Mayor calls for boost to Tour de White Rock prize money

White Rock cycling event has among lowest payouts on BC Superweek race calendar.

White Rock’s mayor is calling on the city and local business community to help fund a larger prize pool for next year’s Tour de White Rock.

In his mayor’s report in White Rock council Monday, Wayne Baldwin noted just 11 riders completed Sunday’s 134-km men’s Peace Arch News’ Road Race. He suggested a lack of cash incentive was to blame.

“That may be a function of the prize money,” he said of the race’s high attrition rate.

“It would appear that in order to keep people in the race, we’re going to have to have more prize money. A lot of (the cyclists) just said ‘to heck with it, it’s not worth it.’”

Prior to the race, speaking at a VIP and sponsors breakfast Sunday morning at The Boathouse, he made similar statements regarding the Tour de White Rock prize budget.

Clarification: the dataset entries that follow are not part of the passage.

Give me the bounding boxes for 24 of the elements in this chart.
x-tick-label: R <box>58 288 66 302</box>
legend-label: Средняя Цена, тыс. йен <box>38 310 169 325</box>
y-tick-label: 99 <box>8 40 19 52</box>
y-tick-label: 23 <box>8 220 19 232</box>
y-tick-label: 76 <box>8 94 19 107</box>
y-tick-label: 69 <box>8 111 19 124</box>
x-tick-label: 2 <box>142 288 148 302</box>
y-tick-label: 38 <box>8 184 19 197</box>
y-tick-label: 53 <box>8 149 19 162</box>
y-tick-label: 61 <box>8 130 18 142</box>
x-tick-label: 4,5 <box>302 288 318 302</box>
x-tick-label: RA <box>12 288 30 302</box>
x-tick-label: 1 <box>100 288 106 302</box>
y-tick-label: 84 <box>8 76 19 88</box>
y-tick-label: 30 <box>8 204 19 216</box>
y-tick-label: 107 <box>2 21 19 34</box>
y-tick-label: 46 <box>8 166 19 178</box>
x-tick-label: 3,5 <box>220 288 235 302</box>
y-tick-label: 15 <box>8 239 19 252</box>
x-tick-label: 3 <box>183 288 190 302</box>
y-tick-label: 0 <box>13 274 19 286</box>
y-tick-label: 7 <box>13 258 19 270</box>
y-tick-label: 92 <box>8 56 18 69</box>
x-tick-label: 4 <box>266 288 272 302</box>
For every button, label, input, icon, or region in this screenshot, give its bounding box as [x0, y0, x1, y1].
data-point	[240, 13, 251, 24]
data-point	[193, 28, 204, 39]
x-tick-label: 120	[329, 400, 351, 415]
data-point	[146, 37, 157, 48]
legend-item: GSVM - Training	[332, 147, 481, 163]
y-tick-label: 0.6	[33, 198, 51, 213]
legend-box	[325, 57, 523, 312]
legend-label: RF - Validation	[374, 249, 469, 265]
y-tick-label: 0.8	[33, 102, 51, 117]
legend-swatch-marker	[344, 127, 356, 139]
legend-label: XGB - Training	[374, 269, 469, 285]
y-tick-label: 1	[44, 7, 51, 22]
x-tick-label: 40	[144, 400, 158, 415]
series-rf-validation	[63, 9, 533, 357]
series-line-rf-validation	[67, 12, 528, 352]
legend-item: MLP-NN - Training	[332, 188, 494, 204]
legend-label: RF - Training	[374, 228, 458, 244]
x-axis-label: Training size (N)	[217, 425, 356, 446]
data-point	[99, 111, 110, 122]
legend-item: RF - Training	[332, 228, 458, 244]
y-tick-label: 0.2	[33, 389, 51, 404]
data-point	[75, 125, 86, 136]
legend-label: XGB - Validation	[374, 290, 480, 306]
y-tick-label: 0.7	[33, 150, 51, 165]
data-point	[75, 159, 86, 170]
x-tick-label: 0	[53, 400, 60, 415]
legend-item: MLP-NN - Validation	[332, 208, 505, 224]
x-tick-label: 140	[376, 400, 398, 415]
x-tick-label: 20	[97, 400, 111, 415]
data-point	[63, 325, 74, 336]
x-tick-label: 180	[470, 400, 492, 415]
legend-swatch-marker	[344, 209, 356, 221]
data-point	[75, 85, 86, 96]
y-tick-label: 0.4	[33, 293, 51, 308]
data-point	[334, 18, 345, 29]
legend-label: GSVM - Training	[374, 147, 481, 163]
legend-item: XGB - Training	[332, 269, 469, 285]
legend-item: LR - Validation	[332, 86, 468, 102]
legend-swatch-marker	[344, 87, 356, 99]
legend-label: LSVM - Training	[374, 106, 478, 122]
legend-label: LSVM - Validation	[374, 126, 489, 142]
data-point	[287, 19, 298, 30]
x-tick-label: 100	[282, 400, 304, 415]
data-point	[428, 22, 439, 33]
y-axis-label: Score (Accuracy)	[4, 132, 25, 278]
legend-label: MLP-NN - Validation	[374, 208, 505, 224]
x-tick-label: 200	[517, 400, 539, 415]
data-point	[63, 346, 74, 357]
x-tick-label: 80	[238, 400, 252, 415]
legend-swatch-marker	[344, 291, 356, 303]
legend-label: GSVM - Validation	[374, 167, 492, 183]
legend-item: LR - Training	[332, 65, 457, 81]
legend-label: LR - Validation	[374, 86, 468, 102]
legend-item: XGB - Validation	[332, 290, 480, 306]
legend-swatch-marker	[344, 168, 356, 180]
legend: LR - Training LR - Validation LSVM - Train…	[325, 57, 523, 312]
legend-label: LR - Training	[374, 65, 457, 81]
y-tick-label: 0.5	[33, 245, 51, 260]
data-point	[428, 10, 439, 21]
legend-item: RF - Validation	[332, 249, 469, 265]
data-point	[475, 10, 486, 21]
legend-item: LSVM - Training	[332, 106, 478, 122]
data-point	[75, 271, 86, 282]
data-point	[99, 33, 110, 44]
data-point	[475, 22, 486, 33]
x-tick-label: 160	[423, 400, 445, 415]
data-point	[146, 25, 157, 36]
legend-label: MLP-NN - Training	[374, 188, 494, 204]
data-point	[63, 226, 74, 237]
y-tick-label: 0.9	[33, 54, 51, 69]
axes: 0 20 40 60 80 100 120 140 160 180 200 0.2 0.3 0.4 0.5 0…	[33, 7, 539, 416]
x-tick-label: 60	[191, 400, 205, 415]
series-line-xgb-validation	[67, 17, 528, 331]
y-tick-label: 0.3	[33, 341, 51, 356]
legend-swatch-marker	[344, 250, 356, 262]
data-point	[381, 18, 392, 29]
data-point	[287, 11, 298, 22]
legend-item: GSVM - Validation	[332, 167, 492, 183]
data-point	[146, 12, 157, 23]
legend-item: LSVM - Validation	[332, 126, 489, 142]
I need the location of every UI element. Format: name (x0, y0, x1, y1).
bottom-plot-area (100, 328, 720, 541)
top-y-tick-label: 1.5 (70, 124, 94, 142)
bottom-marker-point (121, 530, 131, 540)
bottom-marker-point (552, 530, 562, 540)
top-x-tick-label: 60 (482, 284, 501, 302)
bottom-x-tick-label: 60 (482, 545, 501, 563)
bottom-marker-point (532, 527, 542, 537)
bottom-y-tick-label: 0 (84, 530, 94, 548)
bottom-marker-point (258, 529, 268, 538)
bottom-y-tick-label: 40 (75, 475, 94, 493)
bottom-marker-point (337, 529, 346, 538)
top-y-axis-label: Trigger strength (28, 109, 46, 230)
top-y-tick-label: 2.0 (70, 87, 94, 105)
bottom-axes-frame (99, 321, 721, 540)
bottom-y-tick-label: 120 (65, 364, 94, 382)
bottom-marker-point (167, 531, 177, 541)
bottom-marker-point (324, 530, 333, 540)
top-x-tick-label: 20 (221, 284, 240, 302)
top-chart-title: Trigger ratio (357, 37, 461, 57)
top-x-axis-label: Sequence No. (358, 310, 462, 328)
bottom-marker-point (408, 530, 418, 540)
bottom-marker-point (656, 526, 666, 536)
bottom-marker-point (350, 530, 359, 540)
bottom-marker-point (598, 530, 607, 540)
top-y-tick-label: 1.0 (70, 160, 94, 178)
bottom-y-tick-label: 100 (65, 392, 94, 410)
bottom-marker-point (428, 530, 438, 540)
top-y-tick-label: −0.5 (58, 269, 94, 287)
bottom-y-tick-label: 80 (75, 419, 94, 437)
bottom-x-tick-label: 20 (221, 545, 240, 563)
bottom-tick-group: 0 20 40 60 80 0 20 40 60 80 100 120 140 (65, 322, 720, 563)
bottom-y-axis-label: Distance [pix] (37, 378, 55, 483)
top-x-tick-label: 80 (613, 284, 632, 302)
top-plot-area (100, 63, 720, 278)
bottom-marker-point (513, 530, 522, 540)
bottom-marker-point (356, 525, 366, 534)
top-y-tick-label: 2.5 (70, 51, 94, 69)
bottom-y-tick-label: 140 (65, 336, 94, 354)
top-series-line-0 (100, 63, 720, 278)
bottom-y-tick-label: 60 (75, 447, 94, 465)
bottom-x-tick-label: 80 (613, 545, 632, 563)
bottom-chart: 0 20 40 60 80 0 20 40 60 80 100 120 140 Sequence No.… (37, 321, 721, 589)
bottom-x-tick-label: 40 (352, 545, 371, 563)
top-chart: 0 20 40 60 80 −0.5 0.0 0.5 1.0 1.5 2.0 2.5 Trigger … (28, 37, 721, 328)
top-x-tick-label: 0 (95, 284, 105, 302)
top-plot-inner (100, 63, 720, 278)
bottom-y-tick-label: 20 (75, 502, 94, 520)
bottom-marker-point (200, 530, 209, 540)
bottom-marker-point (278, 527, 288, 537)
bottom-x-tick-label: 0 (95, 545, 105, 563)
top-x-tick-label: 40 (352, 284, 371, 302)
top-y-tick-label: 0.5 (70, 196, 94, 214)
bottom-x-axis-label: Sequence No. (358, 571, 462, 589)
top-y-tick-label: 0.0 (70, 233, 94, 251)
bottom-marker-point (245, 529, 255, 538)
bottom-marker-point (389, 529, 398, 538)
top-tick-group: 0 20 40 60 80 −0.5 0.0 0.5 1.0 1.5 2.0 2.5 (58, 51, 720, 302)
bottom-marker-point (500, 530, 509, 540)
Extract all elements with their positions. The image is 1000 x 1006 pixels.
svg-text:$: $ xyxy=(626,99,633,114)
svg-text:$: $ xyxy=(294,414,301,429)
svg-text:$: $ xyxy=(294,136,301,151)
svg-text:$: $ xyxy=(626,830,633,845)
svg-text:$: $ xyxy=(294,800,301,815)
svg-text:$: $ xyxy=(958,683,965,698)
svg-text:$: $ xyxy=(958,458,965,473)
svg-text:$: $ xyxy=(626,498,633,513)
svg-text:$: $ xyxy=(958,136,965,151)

Each event on the BC Superweek schedule is responsible for setting its own prize amounts, said Superweek race director Mark Ernsting.

“If the City of White Rock wishes to contribute more, then that is a decision they internally have to make,” he said in an email to Peace Arch News Tuesday.

While Baldwin is correct in that the Tour de White Rock has one of the smaller overall prize purses of the BC Superweek events – just $15,000 total – the limited number of riders completing Sunday’s course is likely less a result of prize money, or lack thereof, but rather race rules.

Seventy-six cyclists began the men’s race, but after 11 laps on the long course – which begins on Marine Drive and winds through the White Rock hillside – the race moves to a much shorter loop for the final five laps, and only riders who are on the same lap as the lead group are allowed to continue.

The Tour de White Rock’s $15,000 prize pool is, along with the Giro de Burnaby, the second lowest of the five Superweek events, though the Burnaby race is a one-day, one-race affair, while White Rock hosts three different races – the hill climb, criterium and road race.

The one-race UBC Grand Prix has a $10,000 cash-prize purse.

The three-race Tour de Delta – which this year garnered an official International Cycling Union (UCI) designation for one of its two criterium races, thus attracting a deeper field of pro cyclists – has a total prize pool of $25,000.

The Gastown Grand Prix is the richest event of the week, with a total of $45,000 being dished out to the top cyclists.

The winner of the Tour de White Rock’s men’s road race, Zach Bell, received $1,500, while the winner of the women’s 80-km road race, Kathryn Donovan, won $750. The men’s criterium champ, Florenz Knauer, won $750, and women’s winner Devon Gorry pocketed $400.

The men’s winner of the Gastown Grand Prix, meanwhile – American cyclist Ken Hanson – received $15,000, and the top woman, Leah Kirchmann, $8,000.

The total prize purse for BC Superweek is $110,000.